Improving Utilisation in HPC & AI – Part 2
Part 2 of how to get more from your expensive HPC and AI compute resources without spending more money
Improving utilisation in HPC and AI can sometimes mean changes that appear counterintuitive. This is the first of those.
Imagine you have several different workloads, all requiring the same (or similar) hardware but each one demanding that it is not impacted in by the others. This could be different trading desks running intraday risk, different AI models being used for inference, end of day risk batch jobs or training a new LLM etc.
The usual solution to this is to carve up the compute capacity and allocate a proportion to each type of workload. This certainly solves the problem. There is no way your end of day risk or LLM training will impact on your intraday risk or inference. Job done (pun intended. Sorry). Not so fast.

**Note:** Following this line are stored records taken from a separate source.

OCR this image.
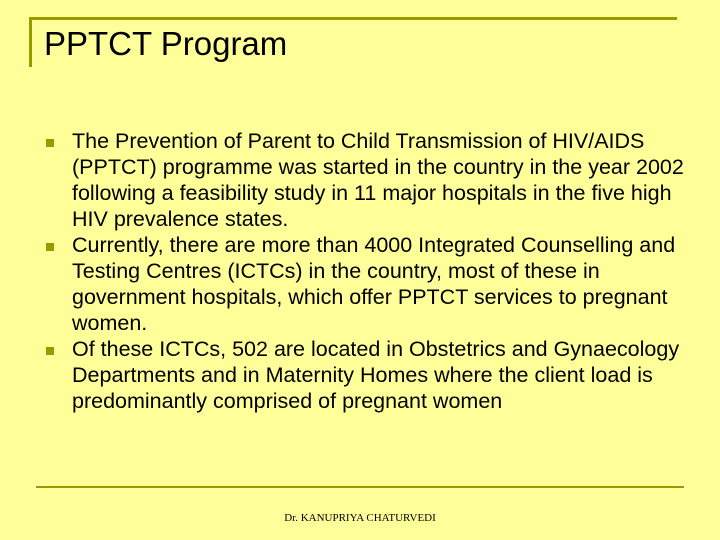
PPTCT Program
The Prevention of Parent to Child Transmission of HIV/AIDS (PPTCT) programme was started in the country in the year 2002 following a feasibility study in 11 major hospitals in the five high HIV prevalence states.
Currently, there are more than 4000 Integrated Counselling and Testing Centres (ICTCs) in the country, most of these in government hospitals, which offer PPTCT services to pregnant women.
Of these ICTCs, 502 are located in Obstetrics and Gynaecology Departments and in Maternity Homes where the client load is predominantly comprised of pregnant women
Dr. KANUPRIYA CHATURVEDI
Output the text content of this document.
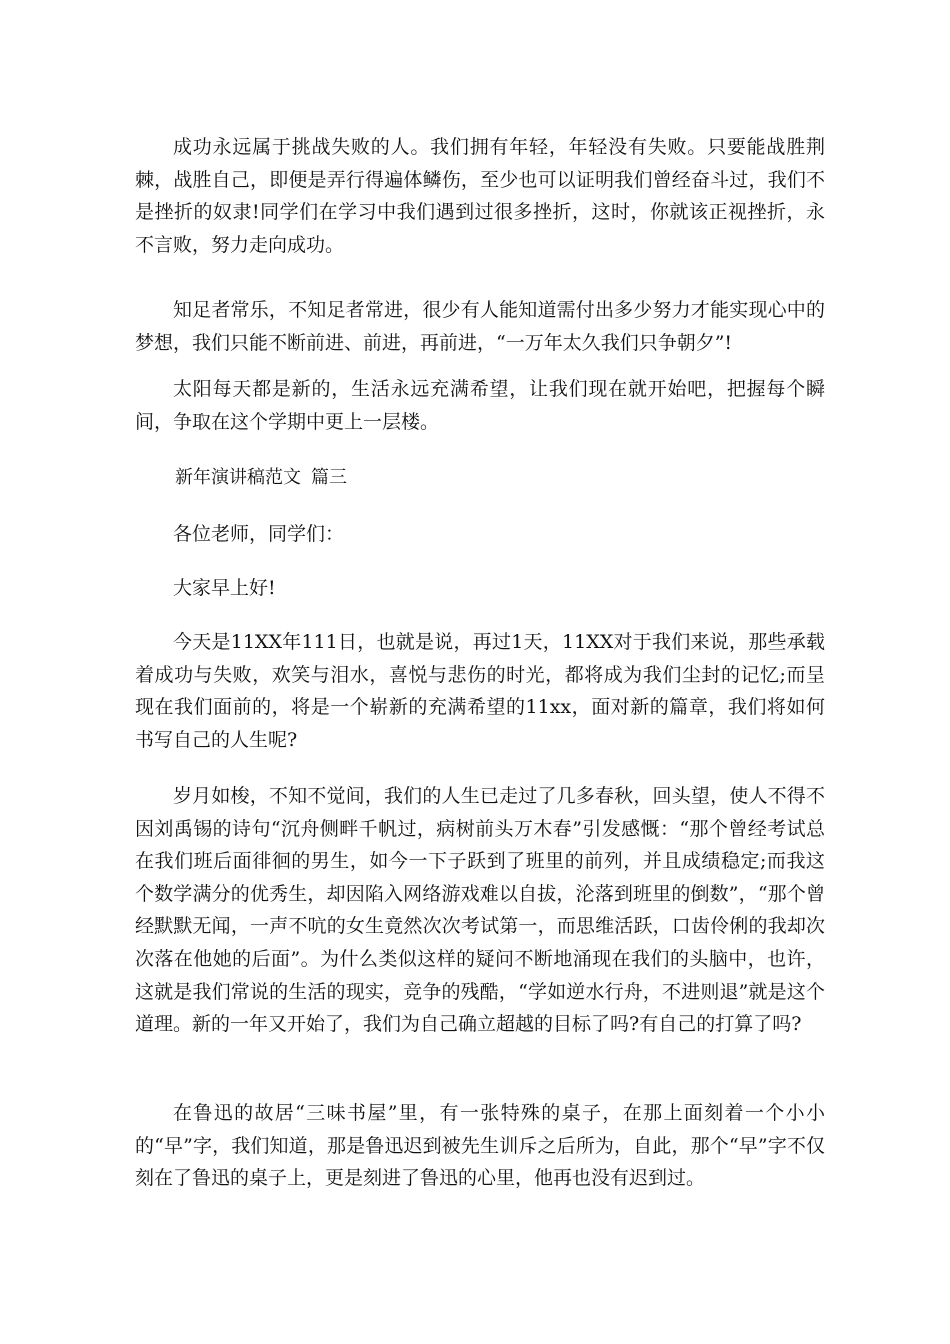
成功永远属于挑战失败的人。我们拥有年轻，年轻没有失败。只要能战胜荆棘，战胜自己，即便是弄行得遍体鳞伤，至少也可以证明我们曾经奋斗过，我们不是挫折的奴隶!同学们在学习中我们遇到过很多挫折，这时，你就该正视挫折，永不言败，努力走向成功。

知足者常乐，不知足者常进，很少有人能知道需付出多少努力才能实现心中的梦想，我们只能不断前进、前进，再前进，“一万年太久我们只争朝夕”!

太阳每天都是新的，生活永远充满希望，让我们现在就开始吧，把握每个瞬间，争取在这个学期中更上一层楼。

新年演讲稿范文 篇三

各位老师，同学们：

大家早上好!

今天是11XX年111日，也就是说，再过1天，11XX对于我们来说，那些承载着成功与失败，欢笑与泪水，喜悦与悲伤的时光，都将成为我们尘封的记忆;而呈现在我们面前的，将是一个崭新的充满希望的11xx，面对新的篇章，我们将如何书写自己的人生呢?

岁月如梭，不知不觉间，我们的人生已走过了几多春秋，回头望，使人不得不因刘禹锡的诗句“沉舟侧畔千帆过，病树前头万木春”引发感慨：“那个曾经考试总在我们班后面徘徊的男生，如今一下子跃到了班里的前列，并且成绩稳定;而我这个数学满分的优秀生，却因陷入网络游戏难以自拔，沦落到班里的倒数”，“那个曾经默默无闻，一声不吭的女生竟然次次考试第一，而思维活跃，口齿伶俐的我却次次落在他她的后面”。为什么类似这样的疑问不断地涌现在我们的头脑中，也许，这就是我们常说的生活的现实，竞争的残酷，“学如逆水行舟，不进则退”就是这个道理。新的一年又开始了，我们为自己确立超越的目标了吗?有自己的打算了吗?

在鲁迅的故居“三味书屋”里，有一张特殊的桌子，在那上面刻着一个小小的“早”字，我们知道，那是鲁迅迟到被先生训斥之后所为，自此，那个“早”字不仅刻在了鲁迅的桌子上，更是刻进了鲁迅的心里，他再也没有迟到过。
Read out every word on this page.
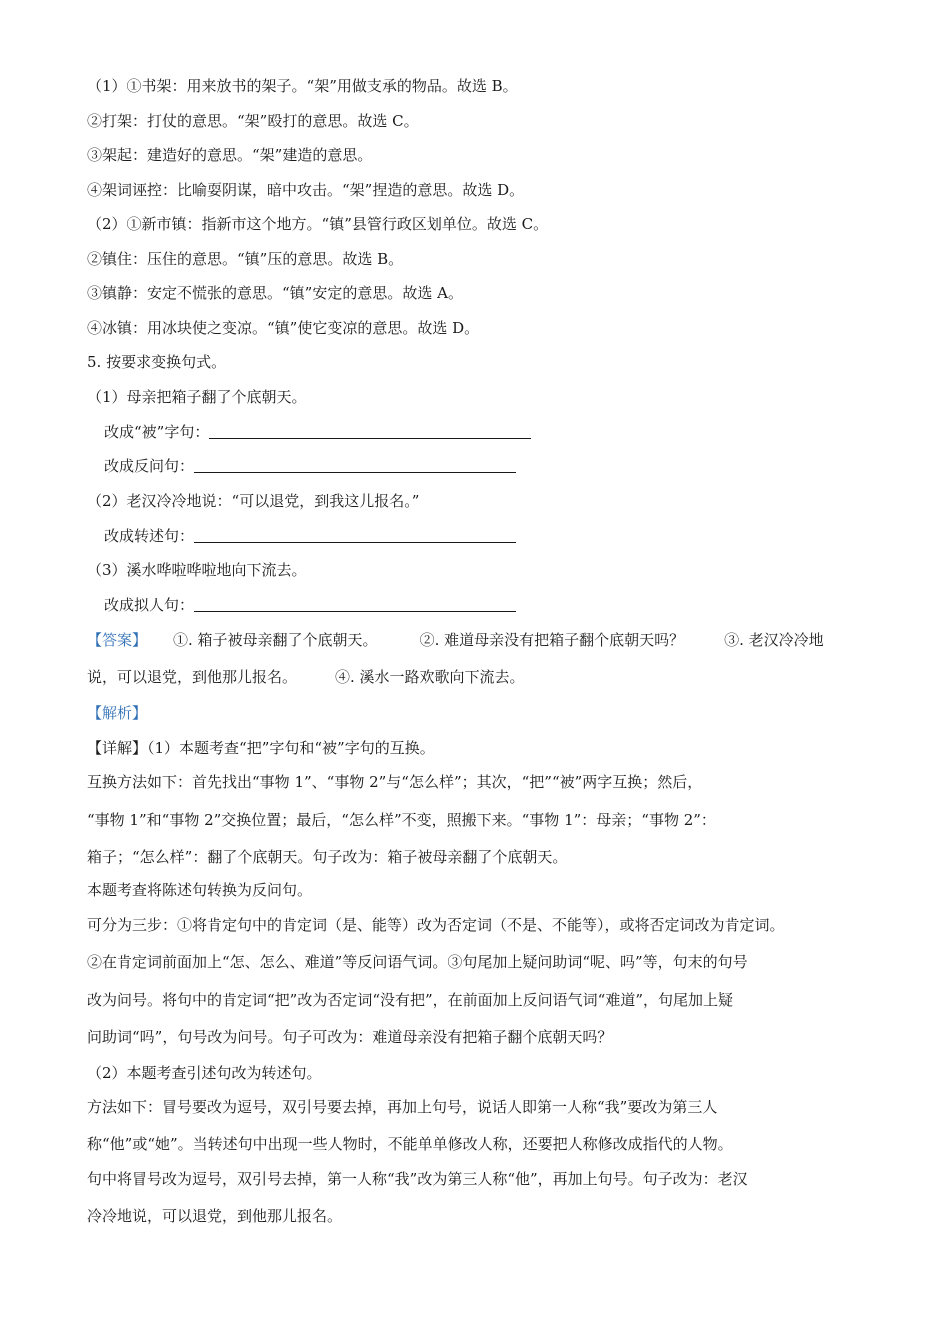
（1）①书架：用来放书的架子。“架”用做支承的物品。故选 B。
②打架：打仗的意思。“架”殴打的意思。故选 C。
③架起：建造好的意思。“架”建造的意思。
④架词诬控：比喻耍阴谋，暗中攻击。“架”捏造的意思。故选 D。
（2）①新市镇：指新市这个地方。“镇”县管行政区划单位。故选 C。
②镇住：压住的意思。“镇”压的意思。故选 B。
③镇静：安定不慌张的意思。“镇”安定的意思。故选 A。
④冰镇：用冰块使之变凉。“镇”使它变凉的意思。故选 D。
5. 按要求变换句式。
（1）母亲把箱子翻了个底朝天。
改成“被”字句：
改成反问句：
（2）老汉冷冷地说：“可以退党，到我这儿报名。”
改成转述句：
（3）溪水哗啦哗啦地向下流去。
改成拟人句：
【答案】 ①. 箱子被母亲翻了个底朝天。	②. 难道母亲没有把箱子翻个底朝天吗？	③. 老汉冷冷地
说，可以退党，到他那儿报名。	④. 溪水一路欢歌向下流去。
【解析】
【详解】（1）本题考查“把”字句和“被”字句的互换。
互换方法如下：首先找出“事物 1”、“事物 2”与“怎么样”；其次，“把”“被”两字互换；然后，
“事物 1”和“事物 2”交换位置；最后，“怎么样”不变，照搬下来。“事物 1”：母亲；“事物 2”：
箱子；“怎么样”：翻了个底朝天。句子改为：箱子被母亲翻了个底朝天。
本题考查将陈述句转换为反问句。
可分为三步：①将肯定句中的肯定词（是、能等）改为否定词（不是、不能等），或将否定词改为肯定词。
②在肯定词前面加上“怎、怎么、难道”等反问语气词。③句尾加上疑问助词“呢、吗”等，句末的句号
改为问号。将句中的肯定词“把”改为否定词“没有把”，在前面加上反问语气词“难道”，句尾加上疑
问助词“吗”，句号改为问号。句子可改为：难道母亲没有把箱子翻个底朝天吗？
（2）本题考查引述句改为转述句。
方法如下：冒号要改为逗号，双引号要去掉，再加上句号，说话人即第一人称“我”要改为第三人
称“他”或“她”。当转述句中出现一些人物时，不能单单修改人称，还要把人称修改成指代的人物。
句中将冒号改为逗号，双引号去掉，第一人称“我”改为第三人称“他”，再加上句号。句子改为：老汉
冷冷地说，可以退党，到他那儿报名。
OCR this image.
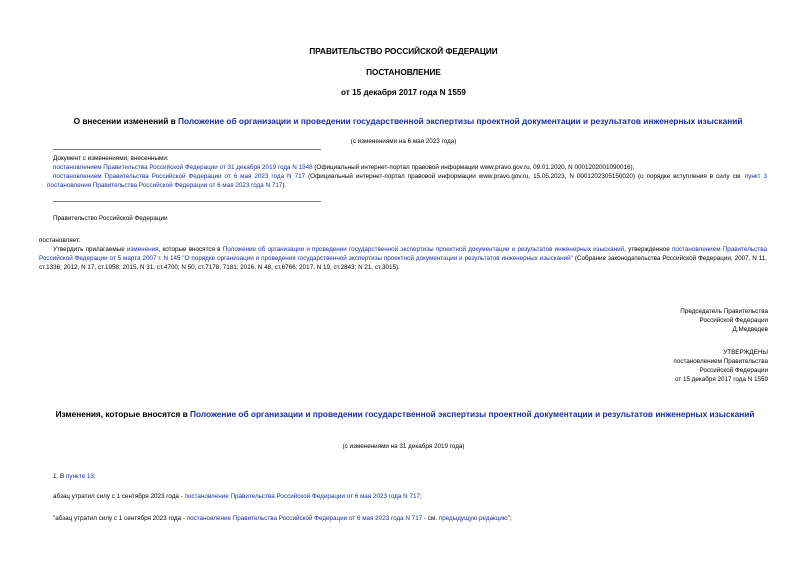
ПРАВИТЕЛЬСТВО РОССИЙСКОЙ ФЕДЕРАЦИИ
ПОСТАНОВЛЕНИЕ
от 15 декабря 2017 года N 1559
О внесении изменений в Положение об организации и проведении государственной экспертизы проектной документации и результатов инженерных изысканий
(с изменениями на 6 мая 2023 года)
Документ с изменениями, внесенными:
постановлением Правительства Российской Федерации от 31 декабря 2019 года N 1948 (Официальный интернет-портал правовой информации www.pravo.gov.ru, 09.01.2020, N 0001202001090016);
постановлением Правительства Российской Федерации от 6 мая 2023 года N 717 (Официальный интернет-портал правовой информации www.pravo.gov.ru, 15.05.2023, N 0001202305150020) (о порядке вступления в силу см. пункт 3 постановления Правительства Российской Федерации от 6 мая 2023 года N 717).
Правительство Российской Федерации
постановляет:
Утвердить прилагаемые изменения, которые вносятся в Положение об организации и проведении государственной экспертизы проектной документации и результатов инженерных изысканий, утвержденное постановлением Правительства Российской Федерации от 5 марта 2007 г. N 145 "О порядке организации и проведения государственной экспертизы проектной документации и результатов инженерных изысканий" (Собрание законодательства Российской Федерации, 2007, N 11, ст.1336; 2012, N 17, ст.1958; 2015, N 31, ст.4700; N 50, ст.7178, 7181; 2016, N 48, ст.6766; 2017, N 19, ст.2843; N 21, ст.3015).
Председатель Правительства
Российской Федерации
Д.Медведев
УТВЕРЖДЕНЫ
постановлением Правительства
Российской Федерации
от 15 декабря 2017 года N 1559
Изменения, которые вносятся в Положение об организации и проведении государственной экспертизы проектной документации и результатов инженерных изысканий
(с изменениями на 31 декабря 2019 года)
1. В пункте 13:
абзац утратил силу с 1 сентября 2023 года - постановление Правительства Российской Федерации от 6 мая 2023 года N 717;
"абзац утратил силу с 1 сентября 2023 года - постановление Правительства Российской Федерации от 6 мая 2023 года N 717 - см. предыдущую редакцию";
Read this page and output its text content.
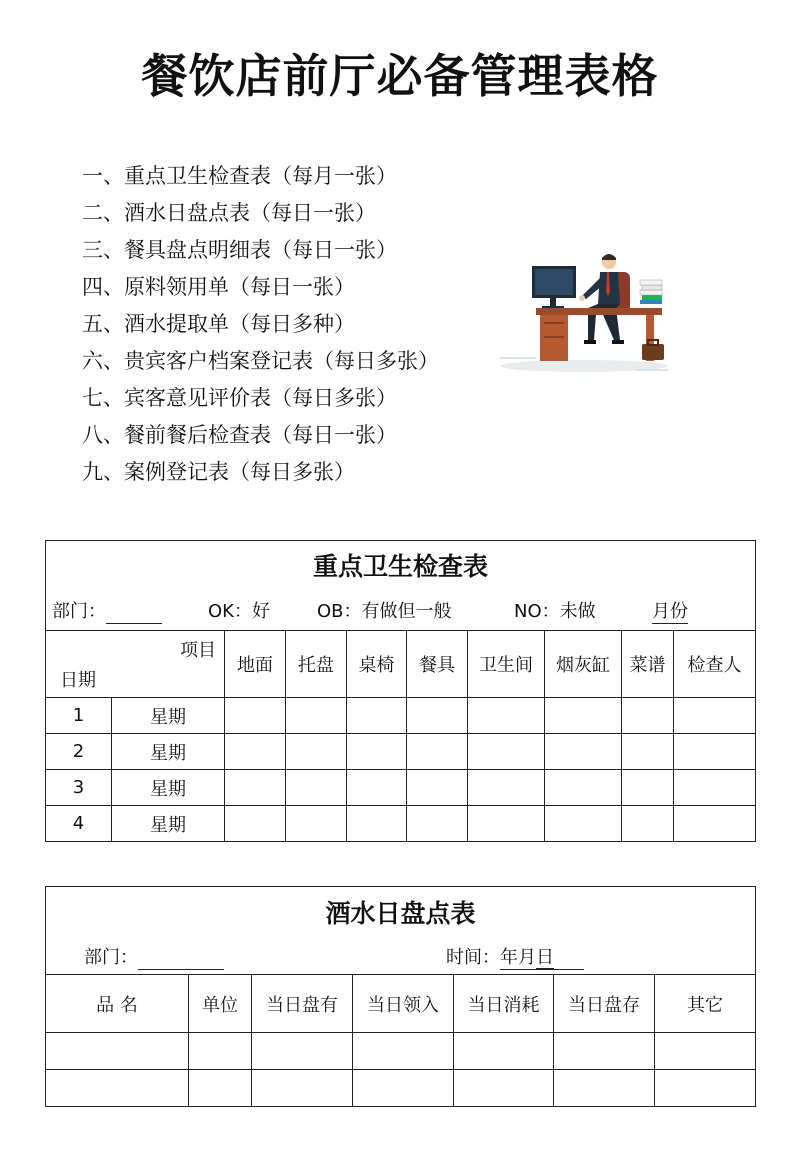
餐饮店前厅必备管理表格
一、重点卫生检查表（每月一张）
二、酒水日盘点表（每日一张）
三、餐具盘点明细表（每日一张）
四、原料领用单（每日一张）
五、酒水提取单（每日多种）
六、贵宾客户档案登记表（每日多张）
七、宾客意见评价表（每日多张）
八、餐前餐后检查表（每日一张）
九、案例登记表（每日多张）
重点卫生检查表									

部门： OK：好 OB：有做但一般 NO：未做 月份									

项目
日期		地面	托盘	桌椅	餐具	卫生间	烟灰缸	菜谱	检查人
1	星期								
2	星期								
3	星期								
4	星期								
酒水日盘点表						

部门： 时间：
年
月
日						

品 名	单位	当日盘有	当日领入	当日消耗	当日盘存	其它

Depending on how predictable (and consistent) your workloads are this may be enough. You have several happy customers and high utilisation. Chances are though, that the allocation to each type of workload isn’t so static. And segregating capacity probably was. Which means that your utilisation rates probably aren’t so great. Not only that but shuffling capacity around between use cases is probably getting old quickly.
What if you didn’t split up the resources. Sharing is caring right?
The immediate solution is of course to simply share the entire resource across all workloads but this will mean that if your LLM training overruns you might not have capacity to serve your intraday trading risk. Oops. You’ll be getting an irate phone call faster than your scheduler can queue a new job. However, some schedulers (and apologies but this tip is scheduler dependent) will allow certain guarantees to be made for each type of workload (capacity, hours of operation) and will automatically pre-empt other workloads to meet these capacity guarantees.
Often this may be coupled with the ability to snapshot workloads (especially if your workload has long job times or slow start up times) to minimise lost compute time.
In practice I’ve seen this sort of change result in upwards of 20 percentage points of improvement in utilisation rates with little downside (assuming your scheduler can support capacity guarantees).
This type of workload decorrelation often also leads to more predictable overall load on the compute resource. This may seem counterintuitive but actually mirrors other systems that operate at large scale such as AWS S3.